Sevdiğin insanlar bul. İşlerini onlarla yapmanın yollarına bak. Hayat ‘yap et çalış başar’la geçiyor ve bu maraton çok sevdiklerinle geçerse, iş yapmamış, sürekli aşk yapmış olursun.
Birkaç kişinin elini sıkı sıkı tut. Onların dertleriyle dertlen, mutluluklarıyla uç, dediklerine kulak ver. Onları kaybetme. Her şey değiştiğinde, senin en orijinal halini bilip sevenlere ihtiyacın olacak.

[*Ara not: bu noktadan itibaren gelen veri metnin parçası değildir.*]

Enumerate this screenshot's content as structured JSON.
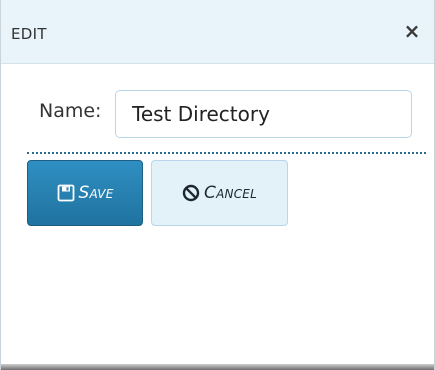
{
  "dialog": {
    "title": "EDIT",
    "close_symbol": "×",
    "icons": {
      "close": "close-icon",
      "save": "floppy-disk-icon",
      "cancel": "ban-circle-icon"
    }
  },
  "form": {
    "name_label": "Name:",
    "name_value": "Test Directory"
  },
  "actions": {
    "save_label": "Save",
    "cancel_label": "Cancel"
  },
  "colors": {
    "titlebar_bg": "#e9f4fa",
    "save_bg": "#2a85b8",
    "cancel_bg": "#e3f1f9",
    "divider": "#2b6b8e"
  }
}
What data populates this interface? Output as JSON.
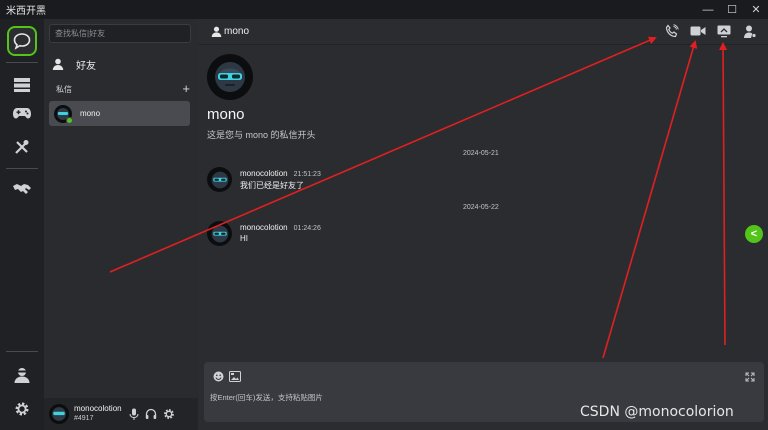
{
  "window": {
    "title": "米西开黑",
    "minimize": "—",
    "maximize": "☐",
    "close": "✕"
  },
  "rail": {
    "items": [
      "chat-bubble-icon",
      "server-icon",
      "gamepad-icon",
      "tools-icon",
      "handshake-icon"
    ],
    "bottom": [
      "user-profile-icon",
      "settings-gear-icon"
    ]
  },
  "panel": {
    "search_placeholder": "查找私信|好友",
    "friends_label": "好友",
    "dm_header": "私信",
    "dm_add": "+",
    "dm_items": [
      {
        "name": "mono",
        "online": true
      }
    ],
    "user": {
      "name": "monocolotion",
      "tag": "#4917"
    }
  },
  "chat": {
    "header_title": "mono",
    "intro_name": "mono",
    "intro_desc": "这是您与 mono 的私信开头",
    "groups": [
      {
        "date": "2024-05-21",
        "author": "monocolotion",
        "time": "21:51:23",
        "text": "我们已经是好友了"
      },
      {
        "date": "2024-05-22",
        "author": "monocolotion",
        "time": "01:24:26",
        "text": "HI"
      }
    ],
    "side_button": "<",
    "composer_placeholder": "按Enter(回车)发送，支持粘贴图片"
  },
  "colors": {
    "accent": "#52c41a",
    "annotation_arrow": "#e02020",
    "background": "#2b2c30"
  },
  "watermark": "CSDN @monocolorion"
}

Kendini onunla bununla karşılaştırma. Başkalarının kriterlerine göre seçim yapma. O zaman başkalarının gideceği yerlere gidersin. Oralarda ne işin var? Senin yolun başka. Yokuşların başka.
‘Konu komşu ne der’ diye dinleme. Komşu senin hayatın hakkında topu topu 15 dakika konuşacak. Sense ölene dek, onu yaşayacaksın.
Hareket et. Her gün hareket etmeyi alışkanlık haline getir. Bir spora kafayı tak. Dansa kafayı tak. Satranca kafayı tak. Kafayı taktıkların ileride yaldız olup üzerine yağacak.
Her gün oku. Her şeyi oku. Ağaç olmak nasıldır, Van Gogh olmak nasıldır, İkinci Dünya Savaşı’na katılmış olmak nasıldır? Öğren. Bir gün hepsi, bir yapboz gibi, birleşip sana inanılmaz gerçekleri gösterecek.
Hatalar yapacağım.
Ama benim hatalarım olacak yaptıklarım.
O hatalar beni ben yapacak.
Eşsiz olacağım kusurlarımla.
Bir cümle okudum, diyor ki:
Karakter, karşılaştırma yapılamadığında ortaya çıkar. Yani beni başkalarıyla yan yana koyduğundaki, girinti çıkıntılarım.
İşte benim coğrafyam o.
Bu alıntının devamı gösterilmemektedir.